Kurang lebih sepekan ini, isu mundurnya beberapa menteri dari kabinet Presiden Jokowi terus berhembus. Meski Sri Mulyani yang paling disebut akan mundur telah memberi klarifikasi, angin politik terus membawa terbang isu ini ke berbagai penjuru angin. Sebagai insan sejarah sudah selayaknya jika penulis perlu mengingatkan agar para menteri yang diisukan mundur ini tidak mengulangi sejarah pada zaman Presiden Suharto di era pergolakan reformasi 1998.

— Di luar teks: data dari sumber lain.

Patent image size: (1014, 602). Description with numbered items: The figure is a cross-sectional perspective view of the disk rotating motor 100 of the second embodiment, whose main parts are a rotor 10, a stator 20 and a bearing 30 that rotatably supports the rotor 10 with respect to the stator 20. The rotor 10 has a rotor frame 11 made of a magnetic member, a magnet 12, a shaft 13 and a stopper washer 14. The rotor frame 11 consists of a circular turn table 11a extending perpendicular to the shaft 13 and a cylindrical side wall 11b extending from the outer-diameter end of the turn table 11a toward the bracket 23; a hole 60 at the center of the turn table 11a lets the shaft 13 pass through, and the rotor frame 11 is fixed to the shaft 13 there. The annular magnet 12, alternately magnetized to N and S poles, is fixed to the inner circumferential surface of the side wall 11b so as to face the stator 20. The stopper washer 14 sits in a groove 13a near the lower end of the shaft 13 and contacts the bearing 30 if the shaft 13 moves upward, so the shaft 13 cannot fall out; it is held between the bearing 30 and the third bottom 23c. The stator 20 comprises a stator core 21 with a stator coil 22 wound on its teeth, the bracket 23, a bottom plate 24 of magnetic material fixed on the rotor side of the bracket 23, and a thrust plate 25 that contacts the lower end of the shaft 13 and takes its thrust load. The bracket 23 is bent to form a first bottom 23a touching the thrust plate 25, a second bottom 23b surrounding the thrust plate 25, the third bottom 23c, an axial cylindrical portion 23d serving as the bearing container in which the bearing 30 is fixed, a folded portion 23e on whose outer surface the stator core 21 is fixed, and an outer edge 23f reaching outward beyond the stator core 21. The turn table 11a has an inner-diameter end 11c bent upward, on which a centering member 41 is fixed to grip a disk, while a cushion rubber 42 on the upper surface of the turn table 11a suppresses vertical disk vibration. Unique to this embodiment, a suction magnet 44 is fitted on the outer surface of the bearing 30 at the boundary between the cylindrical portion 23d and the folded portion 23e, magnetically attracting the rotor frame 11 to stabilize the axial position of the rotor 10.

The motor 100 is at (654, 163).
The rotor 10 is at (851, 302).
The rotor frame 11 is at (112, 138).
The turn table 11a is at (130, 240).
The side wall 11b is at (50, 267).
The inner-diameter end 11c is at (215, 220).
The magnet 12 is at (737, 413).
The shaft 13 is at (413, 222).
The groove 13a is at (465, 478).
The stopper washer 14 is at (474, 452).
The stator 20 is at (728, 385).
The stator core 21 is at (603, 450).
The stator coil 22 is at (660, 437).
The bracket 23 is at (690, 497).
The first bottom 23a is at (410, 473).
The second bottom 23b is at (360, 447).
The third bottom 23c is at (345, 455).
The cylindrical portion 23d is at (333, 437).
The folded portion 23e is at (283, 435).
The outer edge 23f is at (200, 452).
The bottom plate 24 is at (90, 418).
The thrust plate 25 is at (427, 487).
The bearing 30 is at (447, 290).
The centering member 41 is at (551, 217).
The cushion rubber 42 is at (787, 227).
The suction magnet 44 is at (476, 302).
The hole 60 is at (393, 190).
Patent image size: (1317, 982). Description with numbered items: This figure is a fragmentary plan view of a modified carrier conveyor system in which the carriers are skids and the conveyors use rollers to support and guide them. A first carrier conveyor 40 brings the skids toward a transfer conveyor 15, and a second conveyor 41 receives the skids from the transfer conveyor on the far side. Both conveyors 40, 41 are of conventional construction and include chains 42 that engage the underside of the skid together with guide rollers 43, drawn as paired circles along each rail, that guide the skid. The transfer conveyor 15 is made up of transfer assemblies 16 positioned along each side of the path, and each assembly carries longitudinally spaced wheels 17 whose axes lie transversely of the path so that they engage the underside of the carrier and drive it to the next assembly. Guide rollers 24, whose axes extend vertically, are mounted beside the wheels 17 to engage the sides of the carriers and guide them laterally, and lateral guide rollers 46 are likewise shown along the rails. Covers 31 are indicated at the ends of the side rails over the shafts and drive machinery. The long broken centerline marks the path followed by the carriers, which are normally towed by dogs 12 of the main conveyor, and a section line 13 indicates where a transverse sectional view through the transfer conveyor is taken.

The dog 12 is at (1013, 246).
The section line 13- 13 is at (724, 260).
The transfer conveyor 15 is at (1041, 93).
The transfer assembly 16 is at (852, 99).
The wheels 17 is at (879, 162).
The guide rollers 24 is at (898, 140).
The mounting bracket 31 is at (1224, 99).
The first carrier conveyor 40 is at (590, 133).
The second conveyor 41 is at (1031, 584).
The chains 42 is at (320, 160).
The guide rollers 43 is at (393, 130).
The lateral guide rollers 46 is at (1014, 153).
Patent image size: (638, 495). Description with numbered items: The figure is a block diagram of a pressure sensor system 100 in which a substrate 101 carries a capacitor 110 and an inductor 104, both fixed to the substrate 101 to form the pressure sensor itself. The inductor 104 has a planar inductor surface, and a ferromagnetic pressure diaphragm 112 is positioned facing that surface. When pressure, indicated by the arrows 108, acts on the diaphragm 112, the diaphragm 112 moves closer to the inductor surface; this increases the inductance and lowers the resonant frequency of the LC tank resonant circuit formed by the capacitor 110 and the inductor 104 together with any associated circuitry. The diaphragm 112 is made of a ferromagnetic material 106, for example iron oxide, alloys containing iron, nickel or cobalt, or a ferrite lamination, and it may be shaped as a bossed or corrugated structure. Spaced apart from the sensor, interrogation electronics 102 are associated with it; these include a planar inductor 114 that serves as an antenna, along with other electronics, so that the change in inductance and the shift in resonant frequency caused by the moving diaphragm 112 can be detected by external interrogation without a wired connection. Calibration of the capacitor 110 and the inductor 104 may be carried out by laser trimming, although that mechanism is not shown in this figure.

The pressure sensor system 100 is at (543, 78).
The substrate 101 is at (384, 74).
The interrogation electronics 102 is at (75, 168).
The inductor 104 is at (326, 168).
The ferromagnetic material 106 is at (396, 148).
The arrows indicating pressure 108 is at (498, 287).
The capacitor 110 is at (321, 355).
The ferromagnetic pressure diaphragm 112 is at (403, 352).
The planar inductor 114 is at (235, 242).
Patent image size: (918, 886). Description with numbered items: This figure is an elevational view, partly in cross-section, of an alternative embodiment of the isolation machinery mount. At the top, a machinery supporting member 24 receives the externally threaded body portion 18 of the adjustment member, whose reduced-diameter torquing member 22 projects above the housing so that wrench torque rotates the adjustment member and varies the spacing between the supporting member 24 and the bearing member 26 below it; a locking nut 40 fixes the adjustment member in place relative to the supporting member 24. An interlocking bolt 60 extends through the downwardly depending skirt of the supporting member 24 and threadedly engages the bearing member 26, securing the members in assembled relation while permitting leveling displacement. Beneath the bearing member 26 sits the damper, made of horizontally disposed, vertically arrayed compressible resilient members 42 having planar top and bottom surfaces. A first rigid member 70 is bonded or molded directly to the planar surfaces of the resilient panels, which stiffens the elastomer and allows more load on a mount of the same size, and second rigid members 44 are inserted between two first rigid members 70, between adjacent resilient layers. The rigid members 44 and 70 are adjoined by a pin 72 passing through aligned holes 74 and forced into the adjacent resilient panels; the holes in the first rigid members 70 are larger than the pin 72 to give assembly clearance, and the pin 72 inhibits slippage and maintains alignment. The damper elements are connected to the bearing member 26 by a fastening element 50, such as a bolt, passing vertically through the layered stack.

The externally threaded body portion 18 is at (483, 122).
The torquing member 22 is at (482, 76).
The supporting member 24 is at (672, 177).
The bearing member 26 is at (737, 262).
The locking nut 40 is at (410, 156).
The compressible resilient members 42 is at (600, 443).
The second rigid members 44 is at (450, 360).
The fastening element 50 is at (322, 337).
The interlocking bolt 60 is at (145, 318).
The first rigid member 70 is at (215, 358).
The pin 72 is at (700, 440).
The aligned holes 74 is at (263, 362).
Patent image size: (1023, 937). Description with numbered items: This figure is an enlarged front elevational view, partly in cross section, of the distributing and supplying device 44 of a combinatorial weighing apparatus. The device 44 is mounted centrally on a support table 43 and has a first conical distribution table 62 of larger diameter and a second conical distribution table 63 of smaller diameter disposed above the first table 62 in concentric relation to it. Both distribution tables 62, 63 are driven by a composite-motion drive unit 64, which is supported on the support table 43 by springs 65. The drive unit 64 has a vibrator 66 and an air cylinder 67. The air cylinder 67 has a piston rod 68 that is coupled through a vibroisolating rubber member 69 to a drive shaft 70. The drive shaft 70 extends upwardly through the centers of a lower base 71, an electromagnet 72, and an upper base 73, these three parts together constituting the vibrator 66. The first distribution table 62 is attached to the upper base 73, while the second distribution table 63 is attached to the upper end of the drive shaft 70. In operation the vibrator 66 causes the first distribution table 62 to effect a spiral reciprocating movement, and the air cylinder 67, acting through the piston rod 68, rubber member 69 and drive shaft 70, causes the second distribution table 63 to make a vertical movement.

Kita ingat, bahwa yang membuat Suharto "patah arang" menghadapi gerakan pelengseran dirinya ketika satu-persatu menterinya mundur dari kabinet, lalu "reshufle" pun tetap gagal karena yang ditunjuk menjadi menteri pengganti juga tidak bersedia. Ini pukulan telak bagi Suharto, karena tak mungkin presiden tanpa kabinet. Apalagi di tengah tekanan kuat yang menggoncang kekuasaan. Terus-menerus mengandalkan kekuatan militer untuk menekan aksi hanya akan memperpanjang masalah dan memupuk kebencian mahasiswa bahkan rakyat secara umum.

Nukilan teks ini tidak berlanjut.